The Interaction Behavior Code (IBC) was used to code positive and negative communication behaviors (absent [0]/present [1]) during a videotaped observation of a parent–child diabetes-related problem-solving activity (Wysocki et al., 2000). One unit refers to whether that communication is present or absent. At year 3, the mean level of paternal negative communication was 0.12, which means that fathers tended to have a relatively low level of negative communication at year 3. On the other hand, the mean level of maternal positive communication at year 3 was 0.89 meaning that mothers were closer to displaying a high level of positive communication than a low level of positive communication at year 3. Descriptive statistics for the family communication variables, as well as for BGMF and HbA1c levels, are provided in Table II. Families were given a list of diabetes-related topics and were asked to choose a topic that had been conflictual or difficult for the family. Families were asked to discuss the issue for 10 min to come up with a plan to improve on that part of diabetes care. Positive and negative communications were rated separately for each individual in the family. The positive communication index included behaviors such as asking the other person about their views, making suggestions, and stating the other person’s opinion.
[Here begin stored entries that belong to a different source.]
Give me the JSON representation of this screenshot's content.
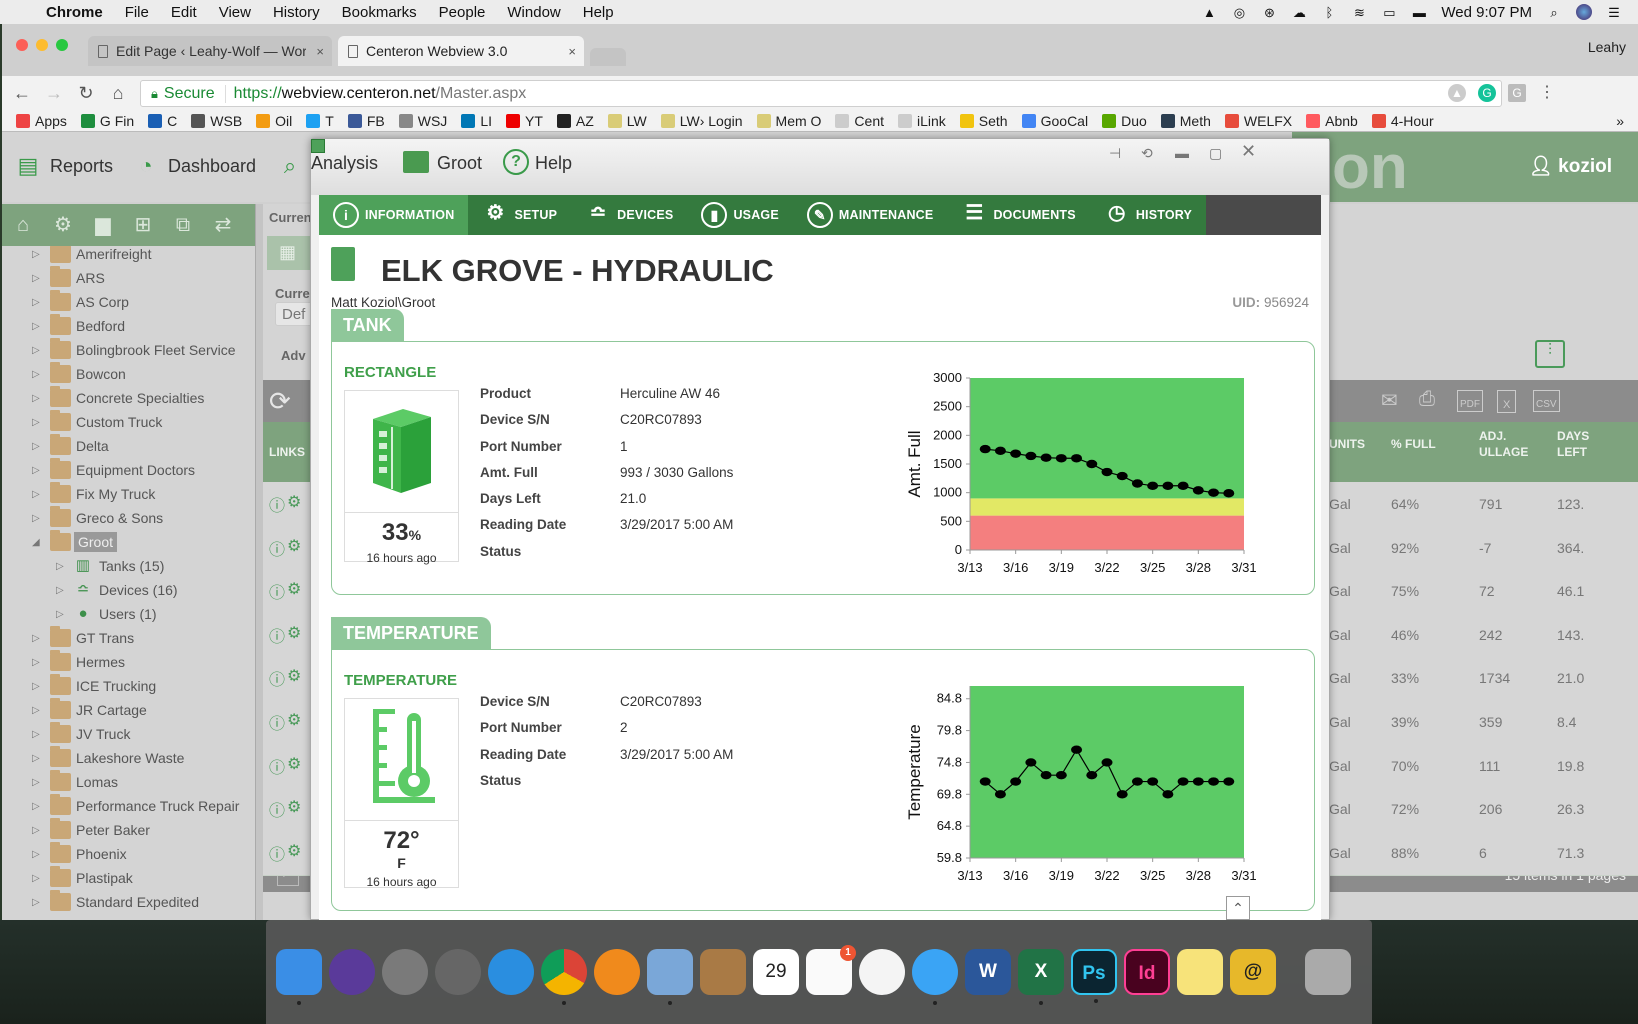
{
  "menubar": {
    "app": "Chrome",
    "items": [
      "File",
      "Edit",
      "View",
      "History",
      "Bookmarks",
      "People",
      "Window",
      "Help"
    ],
    "clock": "Wed 9:07 PM"
  },
  "browser": {
    "tabs": [
      {
        "title": "Edit Page ‹ Leahy-Wolf — Wor",
        "active": false
      },
      {
        "title": "Centeron Webview 3.0",
        "active": true
      }
    ],
    "profile": "Leahy",
    "secure_label": "Secure",
    "url_scheme": "https://",
    "url_domain": "webview.centeron.net",
    "url_path": "/Master.aspx",
    "bookmarks": [
      {
        "label": "Apps",
        "color": "#e44"
      },
      {
        "label": "G Fin",
        "color": "#1e8e3e"
      },
      {
        "label": "C",
        "color": "#1a5fb4"
      },
      {
        "label": "WSB",
        "color": "#555"
      },
      {
        "label": "Oil",
        "color": "#f39c12"
      },
      {
        "label": "T",
        "color": "#1da1f2"
      },
      {
        "label": "FB",
        "color": "#3b5998"
      },
      {
        "label": "WSJ",
        "color": "#888"
      },
      {
        "label": "LI",
        "color": "#0077b5"
      },
      {
        "label": "YT",
        "color": "#e00"
      },
      {
        "label": "AZ",
        "color": "#222"
      },
      {
        "label": "LW",
        "color": "#d9cc77"
      },
      {
        "label": "LW› Login",
        "color": "#d9cc77"
      },
      {
        "label": "Mem O",
        "color": "#d9cc77"
      },
      {
        "label": "Cent",
        "color": "#ccc"
      },
      {
        "label": "iLink",
        "color": "#ccc"
      },
      {
        "label": "Seth",
        "color": "#f1c40f"
      },
      {
        "label": "GooCal",
        "color": "#4285f4"
      },
      {
        "label": "Duo",
        "color": "#58a700"
      },
      {
        "label": "Meth",
        "color": "#2c3e50"
      },
      {
        "label": "WELFX",
        "color": "#e74c3c"
      },
      {
        "label": "Abnb",
        "color": "#ff5a5f"
      },
      {
        "label": "4-Hour",
        "color": "#e74c3c"
      }
    ]
  },
  "app": {
    "nav": [
      {
        "label": "Reports",
        "icon": "reports-icon"
      },
      {
        "label": "Dashboard",
        "icon": "dashboard-icon"
      },
      {
        "label": "Analysis",
        "icon": "analysis-icon"
      },
      {
        "label": "Groot",
        "icon": "folder-icon"
      },
      {
        "label": "Help",
        "icon": "help-icon"
      }
    ],
    "user": "koziol",
    "brand_fragment": "on",
    "tree": [
      {
        "label": "Amerifreight"
      },
      {
        "label": "ARS"
      },
      {
        "label": "AS Corp"
      },
      {
        "label": "Bedford"
      },
      {
        "label": "Bolingbrook Fleet Service"
      },
      {
        "label": "Bowcon"
      },
      {
        "label": "Concrete Specialties"
      },
      {
        "label": "Custom Truck"
      },
      {
        "label": "Delta"
      },
      {
        "label": "Equipment Doctors"
      },
      {
        "label": "Fix My Truck"
      },
      {
        "label": "Greco & Sons"
      },
      {
        "label": "Groot",
        "selected": true,
        "expanded": true
      },
      {
        "label": "Tanks (15)",
        "sub": true,
        "icon": "tank-icon"
      },
      {
        "label": "Devices (16)",
        "sub": true,
        "icon": "router-icon"
      },
      {
        "label": "Users (1)",
        "sub": true,
        "icon": "user-icon"
      },
      {
        "label": "GT Trans"
      },
      {
        "label": "Hermes"
      },
      {
        "label": "ICE Trucking"
      },
      {
        "label": "JR Cartage"
      },
      {
        "label": "JV Truck"
      },
      {
        "label": "Lakeshore Waste"
      },
      {
        "label": "Lomas"
      },
      {
        "label": "Performance Truck Repair"
      },
      {
        "label": "Peter Baker"
      },
      {
        "label": "Phoenix"
      },
      {
        "label": "Plastipak"
      },
      {
        "label": "Standard Expedited"
      }
    ],
    "grid": {
      "partial_labels": {
        "current": "Curren",
        "current2": "Curre",
        "default": "Def",
        "advanced": "Adv",
        "links": "LINKS"
      },
      "headers": [
        "FULL",
        "UNITS",
        "% FULL",
        "ADJ. ULLAGE",
        "DAYS LEFT"
      ],
      "rows": [
        {
          "units": "Gal",
          "pct": "64%",
          "ullage": "791",
          "days": "123."
        },
        {
          "units": "Gal",
          "pct": "92%",
          "ullage": "-7",
          "days": "364."
        },
        {
          "units": "Gal",
          "pct": "75%",
          "ullage": "72",
          "days": "46.1"
        },
        {
          "units": "Gal",
          "pct": "46%",
          "ullage": "242",
          "days": "143."
        },
        {
          "units": "Gal",
          "pct": "33%",
          "ullage": "1734",
          "days": "21.0"
        },
        {
          "units": "Gal",
          "pct": "39%",
          "ullage": "359",
          "days": "8.4"
        },
        {
          "units": "Gal",
          "pct": "70%",
          "ullage": "111",
          "days": "19.8"
        },
        {
          "units": "Gal",
          "pct": "72%",
          "ullage": "206",
          "days": "26.3"
        },
        {
          "units": "Gal",
          "pct": "88%",
          "ullage": "6",
          "days": "71.3"
        }
      ],
      "footer": "15 items in 1 pages",
      "export_labels": [
        "PDF",
        "X",
        "CSV"
      ]
    }
  },
  "modal": {
    "tabs": [
      {
        "label": "INFORMATION",
        "icon": "info-icon",
        "active": true
      },
      {
        "label": "SETUP",
        "icon": "gear-icon"
      },
      {
        "label": "DEVICES",
        "icon": "router-icon"
      },
      {
        "label": "USAGE",
        "icon": "usage-icon"
      },
      {
        "label": "MAINTENANCE",
        "icon": "wrench-icon"
      },
      {
        "label": "DOCUMENTS",
        "icon": "clipboard-icon"
      },
      {
        "label": "HISTORY",
        "icon": "history-icon"
      }
    ],
    "title": "ELK GROVE - HYDRAULIC",
    "path": "Matt Koziol\\Groot",
    "uid_label": "UID:",
    "uid": "956924",
    "tank": {
      "section": "TANK",
      "shape": "RECTANGLE",
      "percent": "33",
      "percent_suffix": "%",
      "ago": "16 hours ago",
      "fields": [
        {
          "k": "Product",
          "v": "Herculine AW 46"
        },
        {
          "k": "Device S/N",
          "v": "C20RC07893"
        },
        {
          "k": "Port Number",
          "v": "1"
        },
        {
          "k": "Amt. Full",
          "v": "993 / 3030 Gallons"
        },
        {
          "k": "Days Left",
          "v": "21.0"
        },
        {
          "k": "Reading Date",
          "v": "3/29/2017 5:00 AM"
        },
        {
          "k": "Status",
          "v": ""
        }
      ]
    },
    "temperature": {
      "section": "TEMPERATURE",
      "subtitle": "TEMPERATURE",
      "value": "72°",
      "unit": "F",
      "ago": "16 hours ago",
      "fields": [
        {
          "k": "Device S/N",
          "v": "C20RC07893"
        },
        {
          "k": "Port Number",
          "v": "2"
        },
        {
          "k": "Reading Date",
          "v": "3/29/2017 5:00 AM"
        },
        {
          "k": "Status",
          "v": ""
        }
      ]
    }
  },
  "chart_data": [
    {
      "type": "line",
      "title": "",
      "xlabel": "",
      "ylabel": "Amt. Full",
      "xticks": [
        "3/13",
        "3/16",
        "3/19",
        "3/22",
        "3/25",
        "3/28",
        "3/31"
      ],
      "xlim_days": [
        0,
        18
      ],
      "ylim": [
        0,
        3000
      ],
      "yticks": [
        0,
        500,
        1000,
        1500,
        2000,
        2500,
        3000
      ],
      "bands": [
        {
          "from": 0,
          "to": 600,
          "color": "#f47f7f"
        },
        {
          "from": 600,
          "to": 900,
          "color": "#e2e865"
        },
        {
          "from": 900,
          "to": 3000,
          "color": "#5ccb66"
        }
      ],
      "x_days": [
        1,
        2,
        3,
        4,
        5,
        6,
        7,
        8,
        9,
        10,
        11,
        12,
        13,
        14,
        15,
        16,
        17
      ],
      "values": [
        1760,
        1730,
        1680,
        1640,
        1610,
        1600,
        1600,
        1500,
        1360,
        1290,
        1160,
        1120,
        1120,
        1120,
        1040,
        1000,
        990
      ]
    },
    {
      "type": "line",
      "title": "",
      "xlabel": "",
      "ylabel": "Temperature",
      "xticks": [
        "3/13",
        "3/16",
        "3/19",
        "3/22",
        "3/25",
        "3/28",
        "3/31"
      ],
      "xlim_days": [
        0,
        18
      ],
      "ylim": [
        59.8,
        86.8
      ],
      "yticks": [
        59.8,
        64.8,
        69.8,
        74.8,
        79.8,
        84.8
      ],
      "bands": [
        {
          "from": 59.8,
          "to": 86.8,
          "color": "#5ccb66"
        }
      ],
      "x_days": [
        1,
        2,
        3,
        4,
        5,
        6,
        7,
        8,
        9,
        10,
        11,
        12,
        13,
        14,
        15,
        16,
        17
      ],
      "values": [
        71.8,
        69.8,
        71.8,
        74.8,
        72.8,
        72.8,
        76.8,
        72.8,
        74.8,
        69.8,
        71.8,
        71.8,
        69.8,
        71.8,
        71.8,
        71.8,
        71.8
      ]
    }
  ],
  "dock": [
    {
      "name": "Finder",
      "color": "#3a8ee6",
      "dot": true
    },
    {
      "name": "Siri",
      "color": "#5a3a9a"
    },
    {
      "name": "Launchpad",
      "color": "#7a7a7a"
    },
    {
      "name": "System Preferences",
      "color": "#666"
    },
    {
      "name": "Safari",
      "color": "#2a8ee0"
    },
    {
      "name": "Chrome",
      "color": "#4285f4",
      "dot": true
    },
    {
      "name": "iBooks",
      "color": "#f08a1c"
    },
    {
      "name": "Preview",
      "color": "#7aa7d8",
      "dot": true
    },
    {
      "name": "Contacts",
      "color": "#a97a45"
    },
    {
      "name": "Calendar",
      "color": "#fff",
      "text": "29"
    },
    {
      "name": "Reminders",
      "color": "#fafafa",
      "badge": "1"
    },
    {
      "name": "Photos",
      "color": "#f4f4f4"
    },
    {
      "name": "Messages",
      "color": "#3aa4f5",
      "dot": true
    },
    {
      "name": "Word",
      "color": "#2b579a",
      "text": "W"
    },
    {
      "name": "Excel",
      "color": "#217346",
      "text": "X",
      "dot": true
    },
    {
      "name": "Photoshop",
      "color": "#0b2531",
      "text": "Ps",
      "dot": true
    },
    {
      "name": "InDesign",
      "color": "#49021f",
      "text": "Id"
    },
    {
      "name": "Notes",
      "color": "#f7e37a"
    },
    {
      "name": "Mail Lock",
      "color": "#e7b82a",
      "text": "@"
    },
    {
      "name": "Trash",
      "color": "#aaa"
    }
  ]
}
Higher scores indicated greater positive communication. The negative communication index included behaviors such as interrupting, making quick negative judgments of the other person’s suggestions, and giving short unhelpful responses. Higher scores indicated greater negative communication. Calculations for the negative and positive communication indices were made by taking the total number of variables that were present on that particular subscale then dividing by the total number of items on that subscale. Negative reciprocity (minimal [1]/some [2]/a lot [3]) was coded for each video and measured mutual and overall levels of negativity for the dyad/triad including active negativity (e.g., criticism, belittlement) and passive negativity (e.g., interrupting, not responding). Positive reciprocity (minimal [1]/some [2]/a lot [3]) was also coded for each video and measured mutual and overall levels of warmth/friendliness, such as saying nice things and keeping the discussion pleasant for everyone.

Table II.

Descriptive Statistics: Family Communication, Adherence, and Glycemic Control (HbA1c)

IBC
Baseline Year 1 Year 2 Year 3
M (SD) M (SD) M (SD) M (SD)
BGMF 5.07 (1.74) 4.69 (2.00) 4.78 (2.02) 4.64 (2.13)
HbA1c 8.17 (1.33) 8.3 (1.39) 8.51 (1.43) 8.76 (1.59)
Child negative communication 0.16 (0.12) 0.25 (0.18) 0.18 (0.16) 0.20 (0.14)
Child positive communication 0.34 (0.28) 0.54 (0.30) 0.52 (0.30) 0.75 (0.24)
Maternal negative communication 0.13 (0.12) 0.15 (0.15) 0.08 (0.10) 0.13 (0.13)
Maternal positive communication 0.57 (0.25) 0.72 (0.22) 0.76 (0.20) 0.89 (0.20)
Paternal negative communication 0.15 (0.11) 0.16 (0.16) 0.11 (0.12) 0.12 (0.13)
Paternal positive communication 0.48 (0.26) 0.70 (0.19) 0.74 (0.21) 0.79 (0.30)
Negative reciprocity 1.30 (0.54) 1.46 (0.70) 1.43 (0.70) 1.31 (0.52)
Positive reciprocity 1.69 (0.70) 1.92 (0.67) 2.04 (0.66) 1.9 (0.67)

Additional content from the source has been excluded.